A faint veneer of dust covered the streets of Markesh.  If a person looked too closely, they might see that same faint veneer on the skin and in the hair of everyone on the streets of Markesh.  It was a city of gravel, dust and neon.  Post-modern steel and glass had given way to grafitti, dried black chewing gum and the stink of piss.

The once-promise of a bright future with robotic servants now a disarray beneath junkies and whores.  Markesh was dust and regret.


In the daylight everything was too bright, you had to squint to find your way.  At night though, the darkness would fold in the misbegotten sons and daughters of refuse.

Iori knew them all.  The Chits, and the Razor boys, the Joes, and the Cherry's.  These people of Markesh. He pulled his black fleece closer, even in the hot dusty sun and ducked into Wecks'.

The bar was empty except for a Cherry stretched flat out on her back, eyes closed on the pool table.  Her knees were drawn up and legs spread wide obscenely, but Iori wasn't looking.

He wasn't buying.

"What do you want, mouse?"

Borowecki was a strange name to call anyone.  Wecks for short.  A ruined man with rusting iron graft hands that methodically cleaned down the chipped bar.  Wecks had cataracts shredded eyes, perpetually bloody in their sockets that he'd dab at with a scrap of grey linen.  In a time of medicine and perfect fixes, he was an oddity.  Wecks was one of those.  Like a ruined wind-up doll that had been cast aside, dashed against a brick wall one too many times.

Wecks' voice had a graveled rumble, the kind that seemed to come from everywhere in the bar at once. 

Iori tossed a crumpled bill on the counter.  "One for now, one for later tonight." his voice rasped, even to him.

"What if I don't remember so good later tonight?"

It was an old game. Iori reached into his waistband, just behind the small of his back and produced a black and silver tube, four nasty little spikes on one end.  He set it down on the bar counter without looking at it.

"What's that mouse?  You gonna aerate someone tonight?" the man chuckled a dry laugh, sounding more like a too large dog breathing nastily.

An ale appeared shortly after the words, poured from the good tap, not the one that misfired too much CO2.  Wecks leaned against the bar, absently tucking away the grimy rag.

"You should know something..."

Iori turned at that, his eyes following the bartender staring off at the main door.

"Jisic and his boys.  They come looking for you last night."

"I was here last night, I didn't see Jisic."

"They come after, when we was closing up.  Wanted to know if you were by, if you were drinking."

"What did you say, Wecks?"

"That you were, but it was just water, like a little mouse."  Again that strange chuckle.  "Jisic says he'll be back again tonight.  You owe him something Iori?  Some kinda expensiv-"

Wecks stopped short.  Iori turned his head ever so slightly.

The Cherry.

Her eyes were open now, and she was staring at them intently.  When she noticed them stop short, she brought a finger to her lips and sucked on it suggestively.  She writhed for a moment, baiting him.

Iori turned away, the combi-knife already disappeared off the bar and replaced by his now empty glass.

"Be seein' you Wecks.  One more tonight, remember."

He ignored the Cherry, and stepped back out into the dust.

1 comment:

  1. I like this.
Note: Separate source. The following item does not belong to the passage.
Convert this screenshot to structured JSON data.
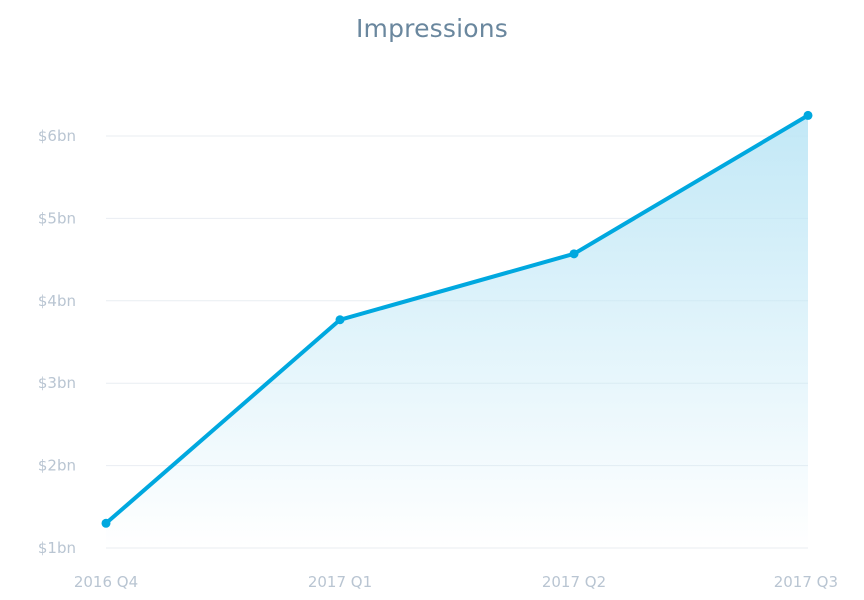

I like dystopian stuff.

    I find it a little bit unnecessarily detailed, though.

    Example: "that he'd dab at with a scrap of grey linen"

    Why does it matter what colour and material the rag he wipes his eyes with is? Is this going to be an important detail? Is linen super rare and he's secretly a bajillionaire?

    It raises too many questions that perhaps detracts from the actually important stuff.

    Also, at the beginning I found "if a person looked too closely" to be rather out of sync with the rest of the style of writing. It penetrates the fourth wall in a way that the rest of the story doesn't.

    But yes. Write more of this.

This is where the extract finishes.